Efficacia dubbia. Problemi per gli italiani, il business insorge

"Non esiste, è tutto sbagliato, quale turista andrebbe a Gallipoli se fosse poi costretto a rinchiudersi in una stanza d'albergo per due settimane?". Gianluca D'Aversa, titolare di un ristorante pugliese a Londra, affida a una domanda retorica lo stupore e la rabbia, largamente diffuse sull'isola, per la decisione del governo Tory britannico di Boris Johnson d'introdurre l'annunciata quarantena obbligatoria di 14 giorni a chiunque arrivi nel Regno Unito, con o senza sintomi da Covid-19: da trascorrere reclusi nel domicilio (abitazione privata o hotel) da indicare al momento dell'arrivo, e con multe da 1.000 sterline per i trasgressori.
 Mentre l'Europa comincia a riaprire le frontiere, Downing Street va in controtendenza, almeno per le prossime tre settimane. Tra le polemiche di chi - dalle compagnie aeree alle agenzie di viaggio, all'hospitality - confidava nei mesi estivi per un qualche barlume di ripresa economica. Il premier Johnson ha definito il nuovo provvedimento "temporaneo e adeguato", nonostante le resistenze di parte del suo stesso governo e di vari deputati conservatori. Preoccupati per una misura che ha portato diversi vettori - British Airways, Ryanair ed EasyJet - a minacciare furiosamente un'azione legale contro le regole "irrazionali e sproporzionate" volute dall'esecutivo. Regole che rischiano di costare il lavoro - è la denuncia dell'aeroporto di Heathrow - fino a 25mila persone.
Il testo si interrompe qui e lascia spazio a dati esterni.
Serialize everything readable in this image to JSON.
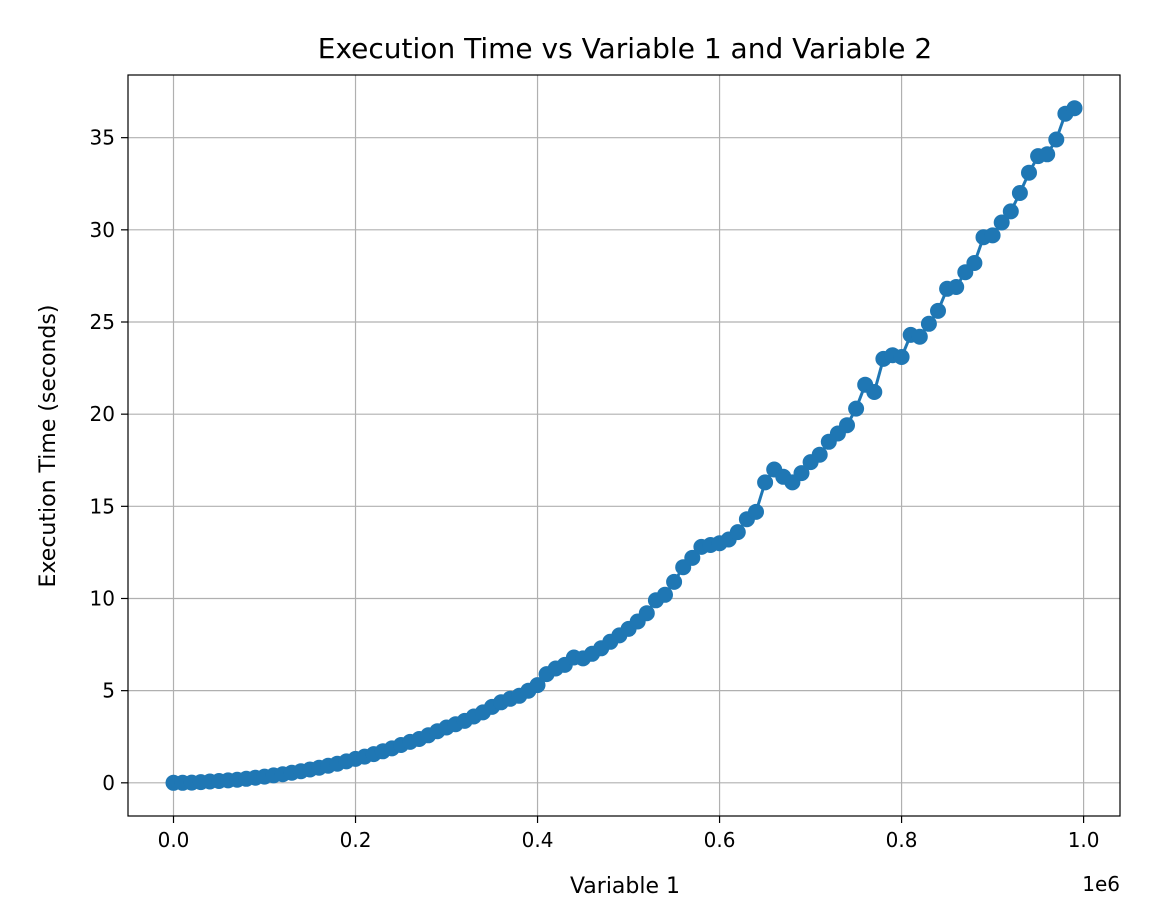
{
  "chart_data": {
    "type": "line",
    "title": "Execution Time vs Variable 1 and Variable 2",
    "xlabel": "Variable 1",
    "ylabel": "Execution Time (seconds)",
    "x_offset_label": "1e6",
    "xlim": [
      -50000,
      1040000
    ],
    "ylim": [
      -1.8,
      38.4
    ],
    "x_ticks": [
      0,
      200000,
      400000,
      600000,
      800000,
      1000000
    ],
    "x_tick_labels": [
      "0.0",
      "0.2",
      "0.4",
      "0.6",
      "0.8",
      "1.0"
    ],
    "y_ticks": [
      0,
      5,
      10,
      15,
      20,
      25,
      30,
      35
    ],
    "y_tick_labels": [
      "0",
      "5",
      "10",
      "15",
      "20",
      "25",
      "30",
      "35"
    ],
    "grid": true,
    "series": [
      {
        "color": "#1f77b4",
        "marker": "circle",
        "x": [
          0,
          10000,
          20000,
          30000,
          40000,
          50000,
          60000,
          70000,
          80000,
          90000,
          100000,
          110000,
          120000,
          130000,
          140000,
          150000,
          160000,
          170000,
          180000,
          190000,
          200000,
          210000,
          220000,
          230000,
          240000,
          250000,
          260000,
          270000,
          280000,
          290000,
          300000,
          310000,
          320000,
          330000,
          340000,
          350000,
          360000,
          370000,
          380000,
          390000,
          400000,
          410000,
          420000,
          430000,
          440000,
          450000,
          460000,
          470000,
          480000,
          490000,
          500000,
          510000,
          520000,
          530000,
          540000,
          550000,
          560000,
          570000,
          580000,
          590000,
          600000,
          610000,
          620000,
          630000,
          640000,
          650000,
          660000,
          670000,
          680000,
          690000,
          700000,
          710000,
          720000,
          730000,
          740000,
          750000,
          760000,
          770000,
          780000,
          790000,
          800000,
          810000,
          820000,
          830000,
          840000,
          850000,
          860000,
          870000,
          880000,
          890000,
          900000,
          910000,
          920000,
          930000,
          940000,
          950000,
          960000,
          970000,
          980000,
          990000
        ],
        "y": [
          0,
          0,
          0.01,
          0.04,
          0.07,
          0.1,
          0.13,
          0.17,
          0.22,
          0.28,
          0.34,
          0.4,
          0.47,
          0.55,
          0.63,
          0.72,
          0.82,
          0.93,
          1.04,
          1.16,
          1.3,
          1.42,
          1.56,
          1.71,
          1.87,
          2.05,
          2.22,
          2.38,
          2.58,
          2.8,
          3.0,
          3.18,
          3.36,
          3.6,
          3.82,
          4.12,
          4.37,
          4.56,
          4.72,
          5.0,
          5.3,
          5.9,
          6.2,
          6.4,
          6.8,
          6.75,
          7.0,
          7.3,
          7.65,
          8.0,
          8.35,
          8.75,
          9.2,
          9.9,
          10.2,
          10.9,
          11.7,
          12.2,
          12.8,
          12.9,
          13.0,
          13.2,
          13.6,
          14.3,
          14.7,
          16.3,
          17.0,
          16.6,
          16.3,
          16.8,
          17.4,
          17.8,
          18.5,
          18.95,
          19.4,
          20.3,
          21.6,
          21.2,
          23.0,
          23.2,
          23.1,
          24.3,
          24.2,
          24.9,
          25.6,
          26.8,
          26.9,
          27.7,
          28.2,
          29.6,
          29.7,
          30.4,
          31.0,
          32.0,
          33.1,
          34.0,
          34.1,
          34.9,
          36.3,
          36.6
        ]
      }
    ]
  }
}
Negli ultimi tre mesi, durante la fase più acuta, il Regno è stato in effetti tra le pochissime nazioni occidentali ad aver sempre tenuto aperte le frontiere. Nel solo scalo di Heathrow sono sbarcati dall'estero una media di 15mila passeggeri ogni giorno: centinaia di migliaia in totale - anche dall'Italia, con voli quotidiani da Roma - senza particolari controlli sanitari. Cosa che rende ancor più sorprendente e controversa la decisione attuale, giustificata ufficialmente dalla ministra dell'Interno, Priti Patel, con il timore che il coronavirus, dopo il faticoso calo di contagi sul fronte interno costato oltre due mesi di (parziale) lockdown e più di 40.000 morti, possa rientrare da fuori contribuendo "a una seconda ondata". Ma forse, suggeriscono alcuni commentatori, motivata più da ragioni di consenso politico che di prudenza sanitaria, stando a un sondaggio secondo cui un buon 60% di sudditi di Sua Maestà appare d'accordo con una qualche forma di controllo ai confini comunque sbandierata.